Presosi la responsabilità di salvarla, Lucius aveva fatto rotta per il porto di New Orleans, era salito sulla sua nave ed era tornato a casa in tutta fretta, al nord.

Lì, aveva chiesto a Zoe e Janine di prendersi cura di Silver e, da quel giorno, la coppia di nativi era rimasta con loro.

Era occorso più di un mese, perché Silver si riprendesse.

Quando Lucius aveva infine accompagnato i due nelle sconfinate praterie dove erano nati e cresciuti, aveva toccato con mano l’oscenità perpetrata dall’uomo bianco.

Si era ritrovato di fronte a una distruzione capillare, alle tende ancora fumanti, ai resti di una battaglia impari.
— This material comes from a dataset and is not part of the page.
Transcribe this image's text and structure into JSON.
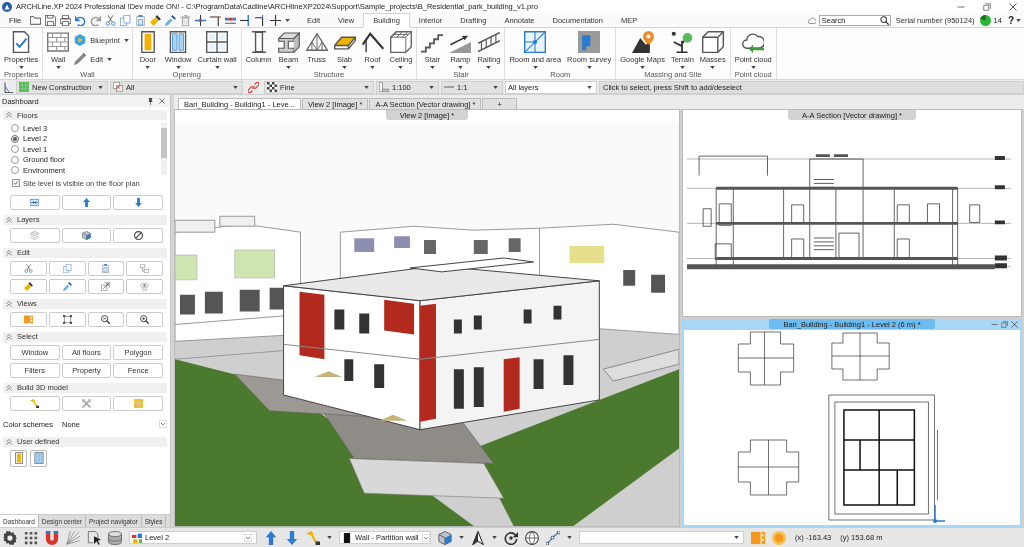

Solo messo di fronte a quello scempio, Albert aveva accettato di seguire Lucius al nord definitivamente.

Le braccia strette intorno al tamburo che, un tempo, era stato del padre, Silver aveva assentito al compagno e, senza una parola, era risalita a cavallo per non voltarsi più indietro.

“Penso che andrebbe anche a me, sparare un poco” mormorò a sorpresa Lorainne, strappando Lucius da quell’incubo a occhi aperti.

“Come, prego?”

Lei gli sorrise a mezzo, e disse: “Sarah voleva dimostrare a Silver di saper sparare bene, nonostante le sue origini nobili. Beh, al momento, vorrei sparare anch’io. Anche perché, l’alternativa sarebbe piangere e, per diverso tempo, spero di aver chiuso, con le lacrime.”

Ciò detto, si scusò con Lucius e se ne andò, lasciandolo con un dubbio annoso nell’animo.

Perché, Lorainne aveva pianto al punto tale da rimanere senza lacrime? Cosa l’aveva fatta soffrire tanto?

Nelle sue lettere, non aveva accennato a nessun evento infausto, o avvenimento che potesse averla ferita in qualche modo.

Rammentava parola per parola di ciò che la ragazza era solito scrivergli dalla sua terra natia, perciò era certo di questo.

Quindi, cosa era successo, a casa, che lei non aveva avuto il coraggio di dirgli, ma che tanto l’aveva sconvolta?

Uscendo turbato dalla sala della musica, si diresse verso l’esterno per scoprire se avrebbe messo in pratica i suoi propositi, ma si bloccò a metà  strada, trovando Silver in attesa.

Vagamente sorpreso, la vide rigirarsi le mani con fare nervoso e, inclinando il capo per la curiosità, le domandò: “Cosa succede, Silver?”

Lei lo fissò con i suoi profondi occhi di pece, prima di ammettere: “Desidero scusarmi con te. Per prima.”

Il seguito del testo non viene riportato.